A pesar de la «africanización» y la «kenianización» como iniciativas oficiales del gobierno para borrar los vestigios coloniales del país, Deborah pensó que esa clase de tradiciones estaban demasiado arraigadas. Había visto servir el té de las cinco también en el Hilton y no le cabía la menor duda de que, como muchas otras costumbres británicas de los tiempos coloniales, el té de las cinco y los camareros con guantes blancos perdurarían.
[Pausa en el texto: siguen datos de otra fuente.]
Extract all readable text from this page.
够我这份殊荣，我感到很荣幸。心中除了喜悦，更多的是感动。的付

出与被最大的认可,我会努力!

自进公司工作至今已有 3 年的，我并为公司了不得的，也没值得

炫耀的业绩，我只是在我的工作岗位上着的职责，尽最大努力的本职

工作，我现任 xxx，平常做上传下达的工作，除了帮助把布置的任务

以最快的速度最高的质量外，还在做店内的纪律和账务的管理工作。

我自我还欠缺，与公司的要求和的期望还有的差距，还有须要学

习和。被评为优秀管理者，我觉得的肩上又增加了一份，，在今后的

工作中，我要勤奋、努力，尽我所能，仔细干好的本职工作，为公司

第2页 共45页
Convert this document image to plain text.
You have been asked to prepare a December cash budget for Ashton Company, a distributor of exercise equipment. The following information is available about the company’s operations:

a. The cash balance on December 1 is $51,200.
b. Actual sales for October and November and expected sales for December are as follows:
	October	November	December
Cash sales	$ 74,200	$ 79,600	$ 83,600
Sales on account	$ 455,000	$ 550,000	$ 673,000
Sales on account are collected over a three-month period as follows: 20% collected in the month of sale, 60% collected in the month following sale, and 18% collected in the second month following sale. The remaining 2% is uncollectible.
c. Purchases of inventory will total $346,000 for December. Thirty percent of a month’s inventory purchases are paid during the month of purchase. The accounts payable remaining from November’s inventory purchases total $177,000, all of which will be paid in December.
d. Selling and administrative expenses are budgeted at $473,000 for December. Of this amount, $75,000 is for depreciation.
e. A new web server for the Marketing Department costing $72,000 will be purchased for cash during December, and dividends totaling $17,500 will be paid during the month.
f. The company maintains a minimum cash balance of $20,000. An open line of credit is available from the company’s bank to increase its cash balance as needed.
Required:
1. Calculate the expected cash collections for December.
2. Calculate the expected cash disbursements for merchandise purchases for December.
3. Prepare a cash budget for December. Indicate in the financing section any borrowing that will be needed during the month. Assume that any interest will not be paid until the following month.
—¡Que me cuelguen si no es Deborah Treverton!
Deborah alzó los ojos, sobresaltada, y vio que un desconocido la estaba mirando fijamente.
Le devolvió la mirada y luego dijo:
—¿Eres Terry?
El hombre se le acercó con la mano extendida.
—¿Eres Terry? —volvió a decir ella, incrédula, creyendo que veía un fantasma. Pero la mano que apretó la suya pertenecía a un hombre muy vivo.
El hombre tomó una silla y se sentó.
—¡Menuda sorpresa! Te he visto aquí sentada y me he dicho: «¡Que me aspen si esa mujer no se parece muchísimo a Deborah Treverton!» Y luego me he dicho: «¡Es ella!».
Deborah siguió mirándolo fijamente, incapaz de pronunciar palabra. Terry estaba igual a como ella lo recordaba, sólo que su parecido con el tío Geoffrey era todavía mayor, en el rostro tostado por el sol, en el aire de confianza en sí mismo. Terry Donald era un hombre muy atractivo, vestido con su camisa de algodón beige, el suéter de color verde oliva, los pantalones cortos, los calcetines hasta las rodillas y las botas. Los cabellos de color castaño oscuro aparecían mucho más claros de lo que ella recordaba, sin duda por efecto de muchos años de sol, y los ojos eran más azules.
—¡Dios mío, Deb! ¡No puedo creer que seas tú! ¿Cuánto tiempo ha pasado?
El camarero se les acercó.
—
Nataka tembo baridi, tafadhali
—le dijo Terry, pidiéndole una cerveza—. ¿Cómo es que nunca me escribiste, Deb? ¿Acabas de llegar o llevas ya mucho tiempo en Kenia?